And through the city gates stumbled the squeamish silhouette of a particularly ragged and battered Nord. He held a queer envelope in his trembling hands, besmeared with unmentionable fluids, its surface already rippled from the moisture of his cold hands. 

His crooked gait and broken countenance told of grievous affliction, accentuated by a deathly pallor, earning him queer looks of conspicuous disdain among the citizens. Unsettled by his obvious illness, the populace of this town with a harbour on the province's southern tip avoided him, giving him a wide berth as he carried himself over to the sinister mansion to his left with considerable difficulty.

 

His heavy and indubitably challenged breathing echoed amidst the general silence that ensued as all eyes followed his every step. Dragging his burning feet along the cobblestone road, he at last made it to the front door of the house with the withering garden. He managed to knock twice before his encumbered arm holding the letter sunk down again, powerless against the gravitational pull. The door creakingly opened and an old man met his tired gaze. An aged Imperial whom Yagir said to deliver the letter to. But before the Nord could hand over the parchment, he collapsed to the floor and expired.

 

The city guard and local priest were quick to carry the body away, giving it some last rites before burying it in the town's crypt under the chapel. In the following days, the recipient of the epistle that was so ghastly bestowed unto him familiarized himself with its contents. On the fifth day he sat at his table and read the final paragraphs with increasing uneasiness until he sprung up and ran to the chapel in a mad hurry.

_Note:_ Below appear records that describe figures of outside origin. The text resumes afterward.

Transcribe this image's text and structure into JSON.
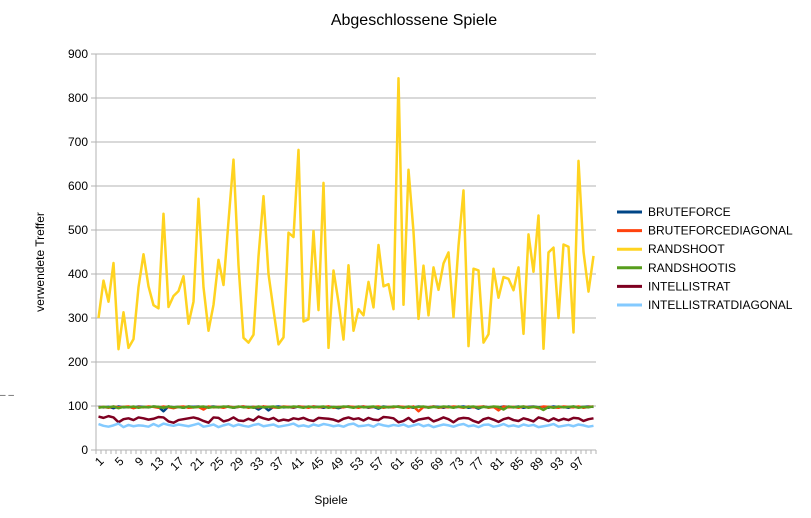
{
  "chart_data": {
    "type": "line",
    "title": "Abgeschlossene Spiele",
    "xlabel": "Spiele",
    "ylabel": "verwendete Treffer",
    "ylim": [
      0,
      900
    ],
    "y_ticks": [
      0,
      100,
      200,
      300,
      400,
      500,
      600,
      700,
      800,
      900
    ],
    "x_tick_labels": [
      "1",
      "5",
      "9",
      "13",
      "17",
      "21",
      "25",
      "29",
      "33",
      "37",
      "41",
      "45",
      "49",
      "53",
      "57",
      "61",
      "65",
      "69",
      "73",
      "77",
      "81",
      "85",
      "89",
      "93",
      "97"
    ],
    "grid": "horizontal",
    "legend_position": "right",
    "x": [
      1,
      2,
      3,
      4,
      5,
      6,
      7,
      8,
      9,
      10,
      11,
      12,
      13,
      14,
      15,
      16,
      17,
      18,
      19,
      20,
      21,
      22,
      23,
      24,
      25,
      26,
      27,
      28,
      29,
      30,
      31,
      32,
      33,
      34,
      35,
      36,
      37,
      38,
      39,
      40,
      41,
      42,
      43,
      44,
      45,
      46,
      47,
      48,
      49,
      50,
      51,
      52,
      53,
      54,
      55,
      56,
      57,
      58,
      59,
      60,
      61,
      62,
      63,
      64,
      65,
      66,
      67,
      68,
      69,
      70,
      71,
      72,
      73,
      74,
      75,
      76,
      77,
      78,
      79,
      80,
      81,
      82,
      83,
      84,
      85,
      86,
      87,
      88,
      89,
      90,
      91,
      92,
      93,
      94,
      95,
      96,
      97,
      98,
      99,
      100
    ],
    "series": [
      {
        "name": "BRUTEFORCE",
        "color": "#004586",
        "values": [
          98,
          97,
          98,
          95,
          99,
          97,
          98,
          96,
          99,
          98,
          97,
          99,
          98,
          88,
          99,
          97,
          98,
          96,
          99,
          98,
          99,
          97,
          98,
          99,
          97,
          98,
          99,
          96,
          98,
          99,
          97,
          98,
          92,
          99,
          90,
          98,
          99,
          97,
          98,
          96,
          99,
          98,
          97,
          99,
          98,
          96,
          99,
          97,
          95,
          98,
          99,
          97,
          98,
          99,
          96,
          98,
          94,
          99,
          97,
          98,
          99,
          97,
          98,
          96,
          99,
          98,
          97,
          99,
          98,
          96,
          99,
          97,
          98,
          99,
          96,
          98,
          94,
          99,
          97,
          98,
          96,
          99,
          98,
          97,
          99,
          96,
          98,
          99,
          97,
          98,
          96,
          99,
          97,
          98,
          96,
          99,
          97,
          98,
          99,
          98
        ]
      },
      {
        "name": "BRUTEFORCEDIAGONAL",
        "color": "#ff420e",
        "values": [
          97,
          98,
          96,
          99,
          97,
          98,
          99,
          95,
          98,
          97,
          99,
          98,
          96,
          99,
          97,
          95,
          98,
          99,
          96,
          97,
          98,
          92,
          99,
          97,
          98,
          96,
          99,
          97,
          98,
          99,
          96,
          98,
          97,
          99,
          98,
          97,
          96,
          99,
          98,
          97,
          99,
          98,
          96,
          99,
          97,
          98,
          99,
          96,
          98,
          97,
          99,
          98,
          96,
          99,
          97,
          98,
          99,
          96,
          98,
          97,
          99,
          98,
          96,
          99,
          88,
          98,
          97,
          99,
          96,
          98,
          97,
          99,
          98,
          96,
          99,
          97,
          98,
          99,
          96,
          98,
          90,
          99,
          97,
          98,
          96,
          99,
          97,
          98,
          95,
          99,
          98,
          97,
          96,
          99,
          98,
          97,
          99,
          96,
          98,
          99
        ]
      },
      {
        "name": "RANDSHOOT",
        "color": "#ffd320",
        "values": [
          300,
          385,
          337,
          425,
          229,
          313,
          232,
          252,
          370,
          445,
          372,
          329,
          322,
          537,
          325,
          350,
          361,
          395,
          287,
          337,
          571,
          370,
          271,
          330,
          432,
          375,
          520,
          660,
          420,
          255,
          244,
          262,
          440,
          577,
          400,
          318,
          240,
          256,
          494,
          484,
          682,
          292,
          297,
          498,
          318,
          607,
          232,
          408,
          336,
          251,
          420,
          271,
          320,
          306,
          382,
          324,
          466,
          372,
          377,
          320,
          845,
          330,
          637,
          496,
          298,
          419,
          306,
          415,
          364,
          424,
          449,
          302,
          464,
          590,
          236,
          412,
          408,
          244,
          263,
          412,
          346,
          393,
          389,
          363,
          415,
          264,
          490,
          405,
          533,
          230,
          449,
          460,
          300,
          467,
          462,
          267,
          657,
          451,
          360,
          441
        ]
      },
      {
        "name": "RANDSHOOTIS",
        "color": "#579d1c",
        "values": [
          96,
          98,
          97,
          99,
          95,
          98,
          97,
          99,
          96,
          98,
          97,
          99,
          98,
          96,
          99,
          97,
          98,
          96,
          99,
          97,
          98,
          99,
          96,
          98,
          97,
          99,
          98,
          96,
          99,
          97,
          98,
          96,
          99,
          97,
          98,
          99,
          96,
          98,
          97,
          99,
          98,
          96,
          99,
          97,
          98,
          99,
          96,
          98,
          97,
          99,
          98,
          96,
          99,
          97,
          98,
          99,
          96,
          98,
          97,
          99,
          98,
          96,
          99,
          97,
          98,
          99,
          96,
          98,
          97,
          99,
          98,
          96,
          99,
          97,
          98,
          99,
          96,
          98,
          97,
          99,
          98,
          92,
          99,
          97,
          98,
          99,
          96,
          98,
          97,
          91,
          98,
          96,
          99,
          97,
          98,
          99,
          96,
          98,
          97,
          99
        ]
      },
      {
        "name": "INTELLISTRAT",
        "color": "#7e0021",
        "values": [
          76,
          73,
          77,
          74,
          63,
          70,
          72,
          68,
          74,
          72,
          69,
          71,
          75,
          74,
          65,
          62,
          68,
          70,
          72,
          74,
          71,
          66,
          62,
          74,
          73,
          65,
          68,
          74,
          67,
          66,
          71,
          67,
          76,
          72,
          69,
          73,
          66,
          69,
          67,
          72,
          70,
          73,
          68,
          66,
          73,
          72,
          71,
          69,
          65,
          71,
          74,
          70,
          72,
          67,
          73,
          69,
          68,
          75,
          74,
          72,
          63,
          66,
          73,
          64,
          69,
          71,
          73,
          65,
          69,
          74,
          70,
          63,
          71,
          73,
          72,
          66,
          62,
          70,
          73,
          69,
          64,
          70,
          73,
          68,
          66,
          72,
          69,
          65,
          74,
          71,
          66,
          72,
          67,
          71,
          68,
          73,
          72,
          66,
          70,
          72
        ]
      },
      {
        "name": "INTELLISTRATDIAGONAL",
        "color": "#83caff",
        "values": [
          59,
          55,
          53,
          56,
          60,
          52,
          57,
          54,
          56,
          55,
          53,
          59,
          54,
          60,
          57,
          55,
          58,
          56,
          54,
          57,
          60,
          53,
          55,
          58,
          52,
          56,
          59,
          54,
          58,
          55,
          53,
          57,
          59,
          54,
          56,
          58,
          53,
          55,
          57,
          60,
          54,
          56,
          53,
          58,
          55,
          59,
          57,
          54,
          56,
          53,
          58,
          60,
          54,
          55,
          57,
          53,
          59,
          56,
          54,
          57,
          55,
          58,
          53,
          56,
          59,
          54,
          57,
          52,
          55,
          58,
          56,
          53,
          57,
          59,
          54,
          56,
          52,
          57,
          58,
          53,
          55,
          59,
          54,
          56,
          53,
          58,
          55,
          57,
          52,
          54,
          56,
          59,
          53,
          55,
          57,
          54,
          58,
          56,
          53,
          55
        ]
      }
    ]
  },
  "stray_text": "– –"
}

Meanwhile, under the shrine of Dibella, in the hitherto undisturbed sepulchre, the foreboding lustre of alien crystals dispersed the darkness and engulfed the underground space in a gay splendour. But the pulchritudinous appearance deceived those who are enchanted by its beautiful scintillation. For the versicolor incandescence held secrets blacker than the void's emptiness.

 

As the old man made efforts to persuade the priest to see the burial chambers, the first coffin of many would slide open ever so silently. The dust particles were thrown into disarray when the lid dropped to the ground and sent the luminous shards flying in its wake. The wooden entombment creaked under the weight of the undead hand that seized its edge for leverage out of its grave.

And as the opalescent body rose, a scholar in the Five Claws Lodge in Leyawiin completed his alchemical concoction he so secretively brewed over many days. He administered it to himself and his garb thereafter and knew that he had only one choice to keep it from spreading. With a clear, albeit lugubrious, resolve, he reminisced for but a moment of all which had transpired. He realized that there was only one thing left to do. 

 

And when his thoughts rested in somber remembrance of his friends that he had lost, he looked at his hand and lit the flame.